As far as Caudell was concerned, any man with a rifle musket in his hands, be he white, black, or green, was a deadly enemy so long as he wore a blue coat. Still as if on parade, half the Yankee skirmishers—now they were close enough for Caudell to tell they were Negroes with his unaided eye—brought their Springfields to their shoulders in smooth unison and fired a volley at Caudell and his comrades.
The range was still long; had Caudell been leading that Federal skirmish line, he would not have had his men shoot so soon. Even so, a couple of men from the skirmish line fell, groaning and cursing at the same time. The Negroes who had fired began to reload; those who had not raised their weapons to volley again.

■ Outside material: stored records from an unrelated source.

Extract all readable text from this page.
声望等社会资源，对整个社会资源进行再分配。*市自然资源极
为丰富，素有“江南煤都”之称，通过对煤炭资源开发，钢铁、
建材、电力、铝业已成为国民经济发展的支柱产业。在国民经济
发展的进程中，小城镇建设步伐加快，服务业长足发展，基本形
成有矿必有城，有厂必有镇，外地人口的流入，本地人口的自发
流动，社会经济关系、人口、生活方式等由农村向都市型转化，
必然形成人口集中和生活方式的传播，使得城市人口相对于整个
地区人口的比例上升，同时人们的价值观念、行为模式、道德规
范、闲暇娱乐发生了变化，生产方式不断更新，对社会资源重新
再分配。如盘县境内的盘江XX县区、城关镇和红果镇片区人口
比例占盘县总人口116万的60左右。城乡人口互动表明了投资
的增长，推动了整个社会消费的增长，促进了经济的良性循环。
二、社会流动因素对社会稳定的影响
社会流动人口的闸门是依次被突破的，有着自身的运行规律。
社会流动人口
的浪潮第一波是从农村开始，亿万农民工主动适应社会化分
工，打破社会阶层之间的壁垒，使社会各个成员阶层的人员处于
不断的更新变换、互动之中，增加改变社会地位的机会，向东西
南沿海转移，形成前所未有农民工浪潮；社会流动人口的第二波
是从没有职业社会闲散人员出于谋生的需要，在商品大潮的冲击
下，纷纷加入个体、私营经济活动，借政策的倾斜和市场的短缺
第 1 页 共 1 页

“Give it to ‘em!” Caudell shouted. All the other company skirmish leaders yelled orders that meant the same thing.
Caudell raised his own rifle and started firing while he advanced on the Negro skirmishers. They began to drop as the Confederates’ repeaters filled the air in their neighborhood with bullets. The blacks still on their feet, though, kept loading and firing as coolly as any veterans. A couple of white men with swords—officers, Caudell supposed—shouted commands to them. Those officers soon fell. They would have been natural targets on any skirmish line and were all the more so here because of whom they led. But even after they went down, their black soldiers continued to fight steadily.